A Web Social, ou Web 2.0, ou seja lá como queiram chamar, também é fruto do movimento comercial iniciado no final dos anos 90 por jovens que trataram de abrir a fronteira do comércio eletrônico e ajudaram a criar a bolha pontocom. Eram mais geração X do que qq outra coisa.

Sim, a geração Y é filha da tecnologia... mas esse "filha" deveria ser melhor entendido. E, se bobear, nem é a que mais sabe lidar com isso. Já que nasceram com tudo isso amadurecido, não conseguem ver as rupturas da mesma forma q alguém q passou sem computador, viu como o bicho era útil, não tinha Internet e viu como a rede era útil... não sabe a diferença entre um mainframe e uma arquitetura cliente-servidor, não sabe o que foi o downsizing para a taxa de emprego, não sabe a diferença entre a reserva de mercado e a globalização, etc, etc, etc....

Para a GenY, a ruptura é normal.
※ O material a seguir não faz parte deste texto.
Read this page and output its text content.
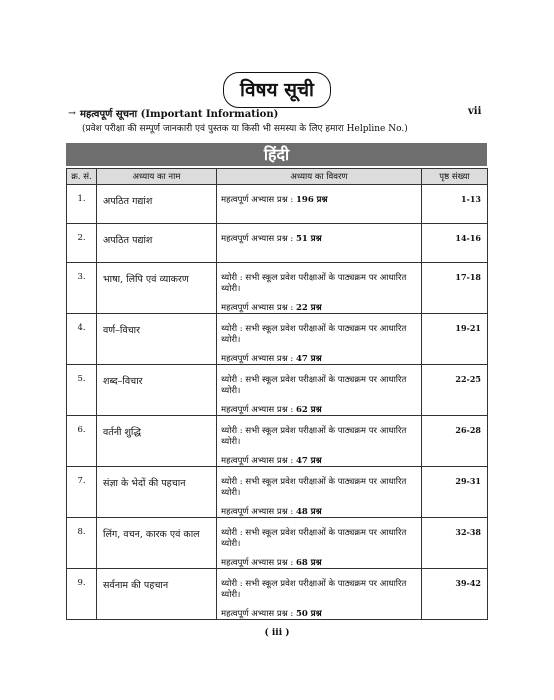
विषय सूची
vii
→ महत्वपूर्ण सूचना (Important Information)
(प्रवेश परीक्षा की सम्पूर्ण जानकारी एवं पुस्तक या किसी भी समस्या के लिए हमारा Helpline No.)
हिंदी
क्र. सं.	अध्याय का नाम	अध्याय का विवरण	पृष्ठ संख्या
1.	अपठित गद्यांश	महत्वपूर्ण अभ्यास प्रश्न : 196 प्रश्न	1-13
2.	अपठित पद्यांश	महत्वपूर्ण अभ्यास प्रश्न : 51 प्रश्न	14-16
3.	भाषा, लिपि एवं व्याकरण	थ्योरी : सभी स्कूल प्रवेश परीक्षाओं के पाठ्यक्रम पर आधारित थ्योरी।
महत्वपूर्ण अभ्यास प्रश्न : 22 प्रश्न	17-18
4.	वर्ण–विचार	थ्योरी : सभी स्कूल प्रवेश परीक्षाओं के पाठ्यक्रम पर आधारित थ्योरी।
महत्वपूर्ण अभ्यास प्रश्न : 47 प्रश्न	19-21
5.	शब्द–विचार	थ्योरी : सभी स्कूल प्रवेश परीक्षाओं के पाठ्यक्रम पर आधारित थ्योरी।
महत्वपूर्ण अभ्यास प्रश्न : 62 प्रश्न	22-25
6.	वर्तनी शुद्धि	थ्योरी : सभी स्कूल प्रवेश परीक्षाओं के पाठ्यक्रम पर आधारित थ्योरी।
महत्वपूर्ण अभ्यास प्रश्न : 47 प्रश्न	26-28
7.	संज्ञा के भेदों की पहचान	थ्योरी : सभी स्कूल प्रवेश परीक्षाओं के पाठ्यक्रम पर आधारित थ्योरी।
महत्वपूर्ण अभ्यास प्रश्न : 48 प्रश्न	29-31
8.	लिंग, वचन, कारक एवं काल	थ्योरी : सभी स्कूल प्रवेश परीक्षाओं के पाठ्यक्रम पर आधारित थ्योरी।
महत्वपूर्ण अभ्यास प्रश्न : 68 प्रश्न	32-38
9.	सर्वनाम की पहचान	थ्योरी : सभी स्कूल प्रवेश परीक्षाओं के पाठ्यक्रम पर आधारित थ्योरी।
महत्वपूर्ण अभ्यास प्रश्न : 50 प्रश्न	39-42
( iii )
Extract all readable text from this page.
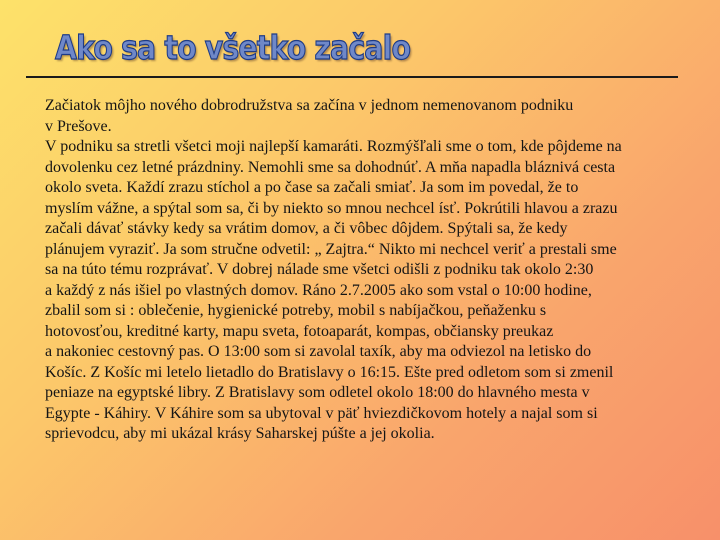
Ako sa to všetko začalo
Začiatok môjho nového dobrodružstva sa začína v jednom nemenovanom podniku
v Prešove.
V podniku sa stretli všetci moji najlepší kamaráti. Rozmýšľali sme o tom, kde pôjdeme na
dovolenku cez letné prázdniny. Nemohli sme sa dohodnúť. A mňa napadla bláznivá cesta
okolo sveta. Každí zrazu stíchol a po čase sa začali smiať. Ja som im povedal, že to
myslím vážne, a spýtal som sa, či by niekto so mnou nechcel ísť. Pokrútili hlavou a zrazu
začali dávať stávky kedy sa vrátim domov, a či vôbec dôjdem. Spýtali sa, že kedy
plánujem vyraziť. Ja som stručne odvetil: „ Zajtra.“ Nikto mi nechcel veriť a prestali sme
sa na túto tému rozprávať. V dobrej nálade sme všetci odišli z podniku tak okolo 2:30
a každý z nás išiel po vlastných domov. Ráno 2.7.2005 ako som vstal o 10:00 hodine,
zbalil som si : oblečenie, hygienické potreby, mobil s nabíjačkou, peňaženku s
hotovosťou, kreditné karty, mapu sveta, fotoaparát, kompas, občiansky preukaz
a nakoniec cestovný pas. O 13:00 som si zavolal taxík, aby ma odviezol na letisko do
Košíc. Z Košíc mi letelo lietadlo do Bratislavy o 16:15. Ešte pred odletom som si zmenil
peniaze na egyptské libry. Z Bratislavy som odletel okolo 18:00 do hlavného mesta v
Egypte - Káhiry. V Káhire som sa ubytoval v päť hviezdičkovom hotely a najal som si
sprievodcu, aby mi ukázal krásy Saharskej púšte a jej okolia.
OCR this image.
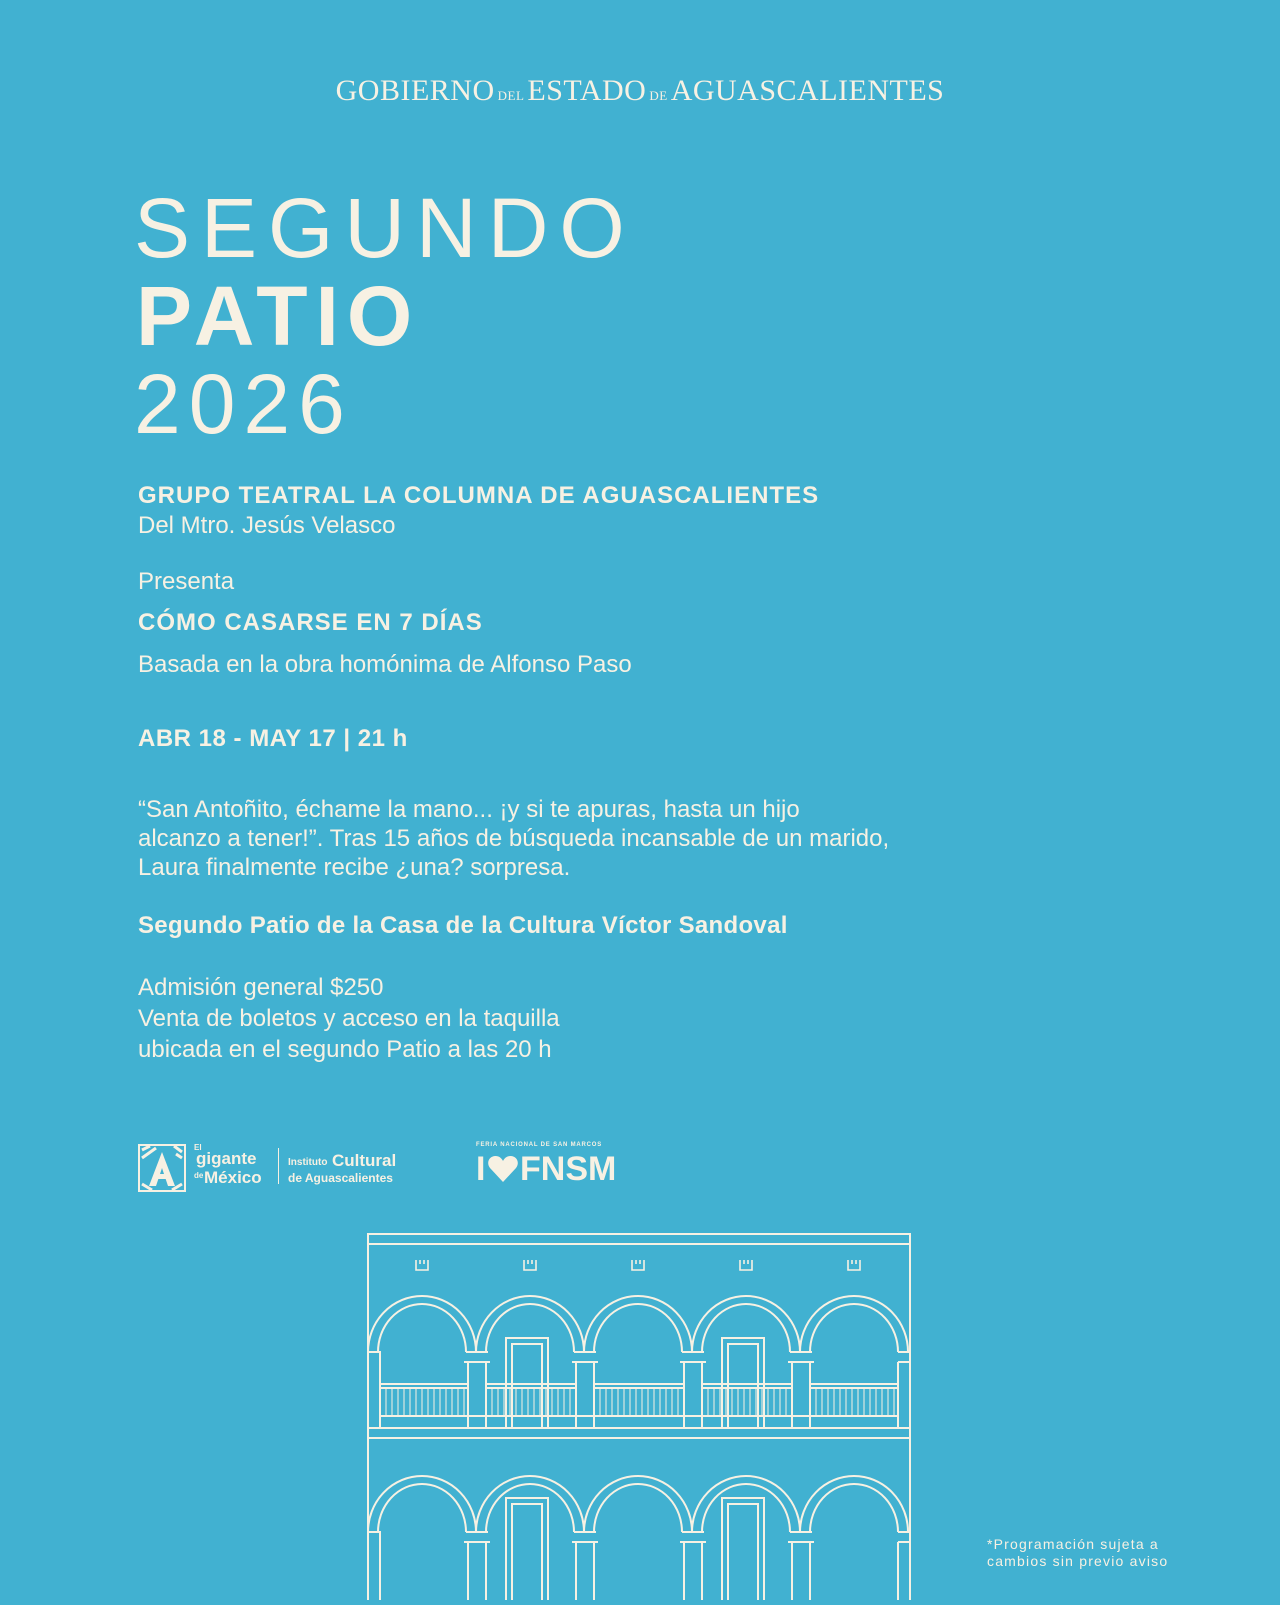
GOBIERNO DEL ESTADO DE AGUASCALIENTES
SEGUNDO
PATIO
2026
GRUPO TEATRAL LA COLUMNA DE AGUASCALIENTES
Del Mtro. Jesús Velasco
Presenta
CÓMO CASARSE EN 7 DÍAS
Basada en la obra homónima de Alfonso Paso
ABR 18 - MAY 17 | 21 h
“San Antoñito, échame la mano... ¡y si te apuras, hasta un hijo
alcanzo a tener!”. Tras 15 años de búsqueda incansable de un marido,
Laura finalmente recibe ¿una? sorpresa.
Segundo Patio de la Casa de la Cultura Víctor Sandoval
Admisión general $250
Venta de boletos y acceso en la taquilla
ubicada en el segundo Patio a las 20 h
El
gigante
de México
Instituto Cultural
de Aguascalientes
FERIA NACIONAL DE SAN MARCOS
I FNSM
*Programación sujeta a
cambios sin previo aviso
E, sendo assim comum, não é percebida de imediato. Já, quem viveu várias rupturas, tem maior capacidade de enxergar qdo algo está mudando ---> questão de experiência acumulada.

E, por aí vai... A geração Y gosta de falar inglês e é valorizada por isso. Mas, a globalização é um fenômeno que vem do fortalecimento do mercado de massa e do apetite financeiro mundial que se iniciou com os baby-boomers e recebeu muito fermento da GenX.

Há uma coisa típica da GenY q nunca é destacada. Até porque é uma falha e as empresas nunca vão falar.. "Olha q idiotas vcs são".. pq pode perder um potencial consumidor. É a geração que teve os ritos de passagem da infância pra adolescência e para a fase adulta (sim, os caras já beiram os 30 anos e já são homenzinhos e mulheres formadas) mais livres. A GenX e os baby boomers foram péssimos pais, foram ausentes por diversos motivos.... Não é por acaso que existe um conceito muito bom para definir os nascidos na década de 80 que é a Peter Pan Generation... mas, que foi esquecido. Ah... o conceito Mileurista (q é europeu e não americano como a geração Y) tb é muito mais explicativo às vezes.

Sim, a Geração Y é um conceito americano e até parece q encaixa muito bem naquele país. Mas, no Brasil, já é meio torto. Ah, é a geração Internet. Mas, que Internet? Hoje temos cerca de 35 milhões de internautas ativos aqui no Brasil e só um terço disso tem banda larga e pode viver toda experiência do modo de vida online. Pô, são 200 milhões de habitantes... Nos EUA, a Internet cobre 90% da população e entre 60% e 70% são de banda larga... e isso há alguns anos.

Qual é a GenY brasileira se nem Internet ela tinha e só começa a ter agora??? E que poder de consumo definido esses jovens têm se só agora a família começou a ter grana pra gastar com compras que não são apenas para sobrevivência? Posso pensar aqui com meus botões q a GenY brazuca é mais GenX do q outra coisa??? No máximo um X' ou -Y?

Evidentemente q posso.

Então, a Geração Y brasileira é só o jovem bem nascido? Sim. São os jovens filhos de profissionais liberais e de uma elite que sempre teve a vida ligada ao mundo? Filhos de uma cultura global de quem já teve acesso a isso a gerações anteriores? É uma elite?

No Brasil, o conceito de Geração Y só cabe se vc estiver falando desses jovens da antiga classe média... antes da estabilidade econômica dos últimos anos.... OK, pustza novidade voltar o foco pra eles com conceitos importados dos EUA...

O assunto é longo e não gosto de escrever textos grandes assim no blog. Mas, prometo voltar ao tema. Enquanto isso, reflita um pouco se isso tudo não é relativo e estamos perdendo o foco sobre as nossas gerações... O Brasil tem mudado mais do que o mundo de uma forma geral e é bem provável que esses conceitos americanos só fiquem bons mesmo lá nos EUA.